Is Learning a Foreign Language Really Worth It?

Monday, March 24th, 2014

Is learning a foreign language really worth it?

Dubner: Saiz is from Barcelona — Barthelona — and he’s an economist at MIT, where he teaches urban planning. On today’s show we’re asking about the return on investment of learning a foreign language and, wouldn’t you know it, Saiz has calculated exactly that. He tracked about 9,000 college graduates to see how a foreign language affected their wages.He was surprised by what he found.

Saiz: Yeah, unfortunately, and I have to say, of course, because I try to speak three, I was pretty disappointed, and actually we found a very, very small return. What we did find is that after controlling for a host of characteristics, and using, a lot of experimental research designs that are basically trying to compare people who are identical for everything except for the second language, we did tend to find a premium in the labor market of about 2 percent of wages. In other words, if you speak a second language, you can expect to earn, on average, and that’s across many, many different people, on average you can be expected to earn about 2 percent higher wages. To contextualize this, think about your income or your wage being about $30,000, then you would expect to earn about $600 more per year.

Dubner: Now that’s not nothing. There are a lot of things you can do that won’t increase your earnings by even 2 percent. But still, that’s not a huge premium. And, I hate to tell this to our young Spanish speakers back at the Little Red School House in New York, but there is a rank order in terms of how different foreign languages translate into higher earnings.

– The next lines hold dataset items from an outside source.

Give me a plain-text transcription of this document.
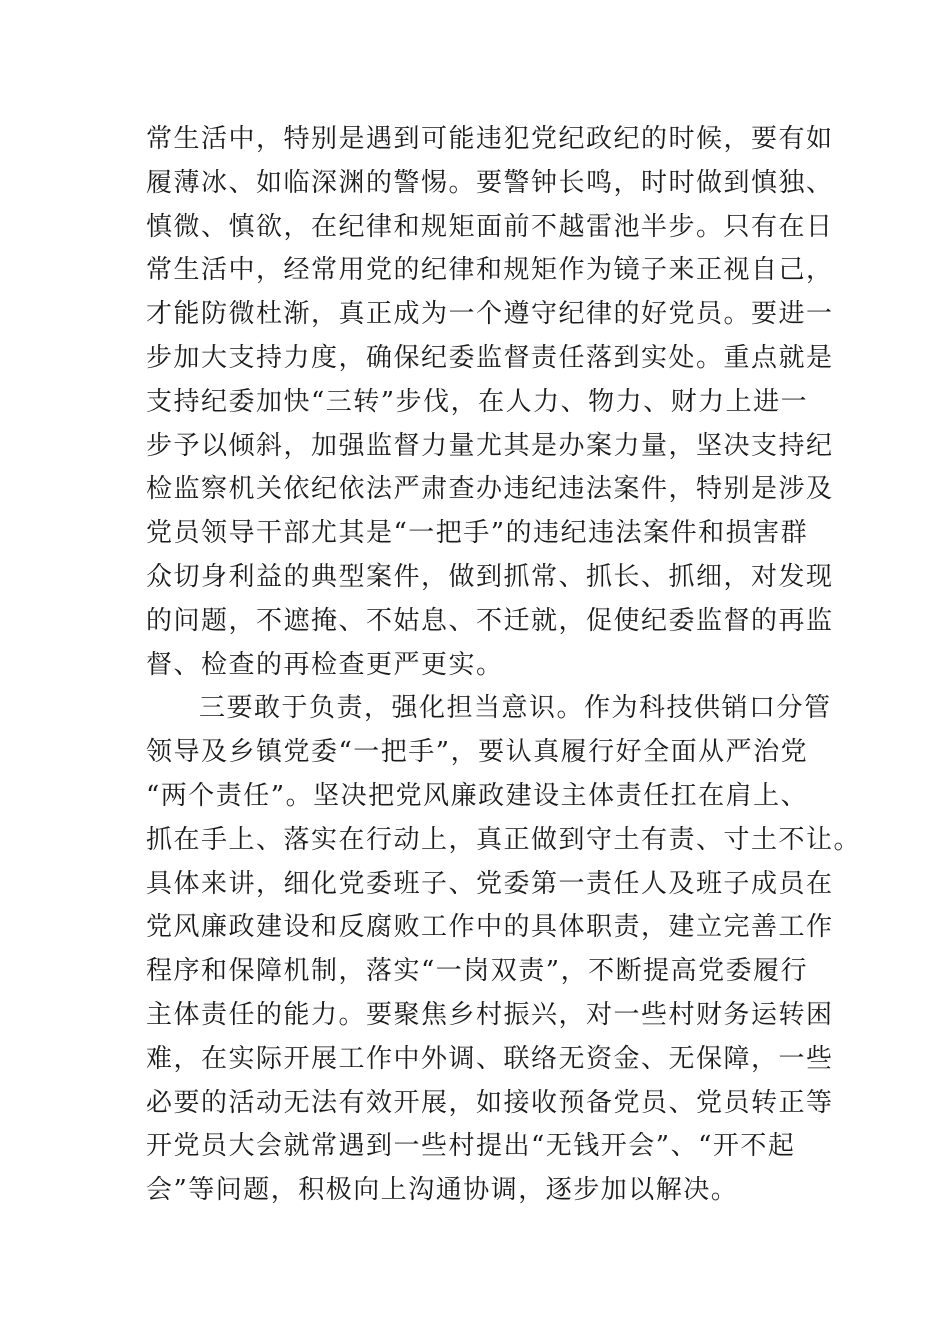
常生活中，特别是遇到可能违犯党纪政纪的时候，要有如
履薄冰、如临深渊的警惕。要警钟长鸣，时时做到慎独、
慎微、慎欲，在纪律和规矩面前不越雷池半步。只有在日
常生活中，经常用党的纪律和规矩作为镜子来正视自己，
才能防微杜渐，真正成为一个遵守纪律的好党员。要进一
步加大支持力度，确保纪委监督责任落到实处。重点就是
支持纪委加快“三转”步伐，在人力、物力、财力上进一
步予以倾斜，加强监督力量尤其是办案力量，坚决支持纪
检监察机关依纪依法严肃查办违纪违法案件，特别是涉及
党员领导干部尤其是“一把手”的违纪违法案件和损害群
众切身利益的典型案件，做到抓常、抓长、抓细，对发现
的问题，不遮掩、不姑息、不迁就，促使纪委监督的再监
督、检查的再检查更严更实。
三要敢于负责，强化担当意识。作为科技供销口分管
领导及乡镇党委“一把手”，要认真履行好全面从严治党
“两个责任”。坚决把党风廉政建设主体责任扛在肩上、
抓在手上、落实在行动上，真正做到守土有责、寸土不让。
具体来讲，细化党委班子、党委第一责任人及班子成员在
党风廉政建设和反腐败工作中的具体职责，建立完善工作
程序和保障机制，落实“一岗双责”，不断提高党委履行
主体责任的能力。要聚焦乡村振兴，对一些村财务运转困
难，在实际开展工作中外调、联络无资金、无保障，一些
必要的活动无法有效开展，如接收预备党员、党员转正等
开党员大会就常遇到一些村提出“无钱开会”、“开不起
会”等问题，积极向上沟通协调，逐步加以解决。
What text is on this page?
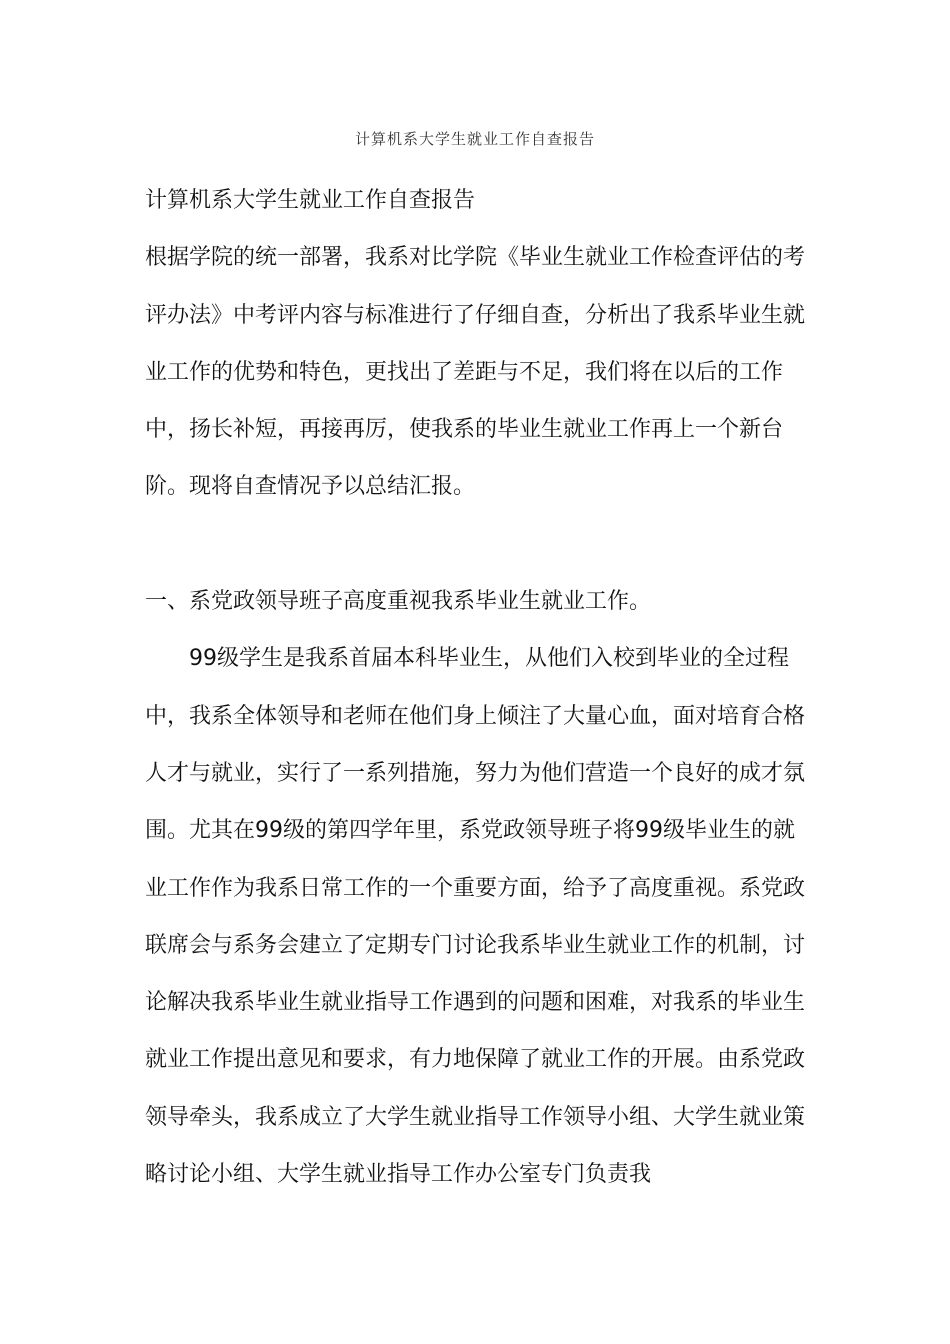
计算机系大学生就业工作自查报告

计算机系大学生就业工作自查报告

根据学院的统一部署，我系对比学院《毕业生就业工作检查评估的考评办法》中考评内容与标准进行了仔细自查，分析出了我系毕业生就业工作的优势和特色，更找出了差距与不足，我们将在以后的工作中，扬长补短，再接再厉，使我系的毕业生就业工作再上一个新台阶。现将自查情况予以总结汇报。

一、系党政领导班子高度重视我系毕业生就业工作。

99级学生是我系首届本科毕业生，从他们入校到毕业的全过程中，我系全体领导和老师在他们身上倾注了大量心血，面对培育合格人才与就业，实行了一系列措施，努力为他们营造一个良好的成才氛围。尤其在99级的第四学年里，系党政领导班子将99级毕业生的就业工作作为我系日常工作的一个重要方面，给予了高度重视。系党政联席会与系务会建立了定期专门讨论我系毕业生就业工作的机制，讨论解决我系毕业生就业指导工作遇到的问题和困难，对我系的毕业生就业工作提出意见和要求，有力地保障了就业工作的开展。由系党政领导牵头，我系成立了大学生就业指导工作领导小组、大学生就业策略讨论小组、大学生就业指导工作办公室专门负责我
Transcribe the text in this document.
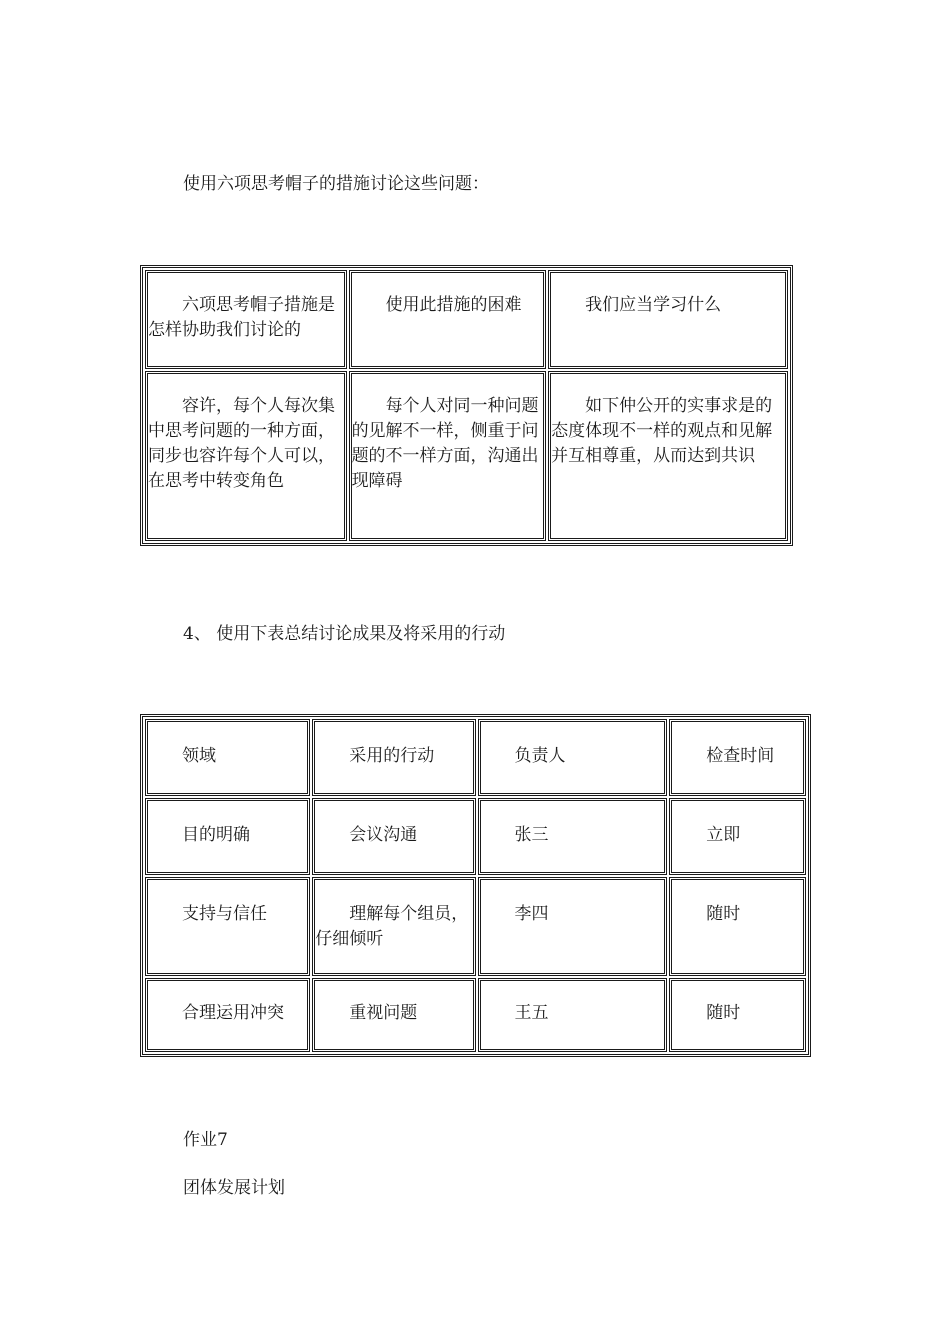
使用六项思考帽子的措施讨论这些问题：
六项思考帽子措施是怎样协助我们讨论的	使用此措施的困难	我们应当学习什么

容许，每个人每次集中思考问题的一种方面，同步也容许每个人可以，在思考中转变角色	每个人对同一种问题的见解不一样，侧重于问题的不一样方面，沟通出现障碍	如下仲公开的实事求是的态度体现不一样的观点和见解并互相尊重，从而达到共识
4、 使用下表总结讨论成果及将采用的行动
领域	采用的行动	负责人	检查时间

目的明确	会议沟通	张三	立即

支持与信任	理解每个组员，仔细倾听	李四	随时

合理运用冲突	重视问题	王五	随时
作业7
团体发展计划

Saiz: We know that the lowest return is Spanish, where you get about 1.5 percent, and then French 2.7 percent, and then German 4 percent. So you know learning a second language is something that’s worth to do by itself, but as a financial decision, probably, if you’re focusing on financial returns, they’re relatively low, and you should focus on languages that are rarely spoken in the United States.

[...]

Dubner: So as Bryan Caplan sees it, learning a foreign language, especially in school, just may not be worth it. Unless — that foreign language is English. Remember what Albert Saiz told us? His study of college graduates found only a 2 percent wage premium for learning a foreign language. But those were American college graduates:

Saiz: I can tell you that there’s research in other countries. Actually the findings in the United States do contrast with what other people following the same methodology found in Turkey, in Russia and in Israel. In these three countries, actually speaking English, which would be the second language, was associated with a substantial return of around 10 to 20 percent. So it’s really I think English speaking countries where that effect is relatively low. And again I think the explanation is very clear. English is the lingua franca.

Comments

  1. Toddy Cat says:

    Personally, I’d tend to doubt this, if only because every opinion Bryan Caplan has is wrong, except for his dislike of Communism; but of course, he’s also a pacifist, so the one negates the other.

  2. James James says:

    I can see how Spanish, French or German might not be very useful for Americans in America, which is a big continent where (almost) everyone speaks English. They’re a bit more useful in Europe.

  3. Maxx8864 says:

    Does this mean the English speaking world now has the problem of language privilege?

  4. Lodro Gyatso says:

    I would just like to point out that if you take that $600 p/a and invest it, thanks to the miraculous power of compounding, it actually adds up. If you invest $600 p/a for 40 years (the length of your working years) at a conservative rate of 3%, you’ll have $45,000 more than if you didn’t learn a language. And since the cost of learning a language in university is the same as the cost of, say, studying history, or economics, it is very clearly “worth it” to learn a language — especially higher-value languages such as German or Chinese.

  5. Lodro Gyatso says:

    I can see how Spanish, French or German might not be very useful for Americans in America, which is a big continent where (almost) everyone speaks English. They’re a bit more useful in Europe

    Actually, everyone in Europe doesn’t speak English. According to a survey conducted in 2012 by the European Commission (Europeans and their Languages), only 38% of Europeans over the age of 15 speak English at any level of proficiency. The number who speak well enough to handle the more complex demands on language entailed in trade is, expectedly much less; only 27% of Europeans who speak English use it for work.

    This is precisely the reason why foreign language skills are practical and profitable.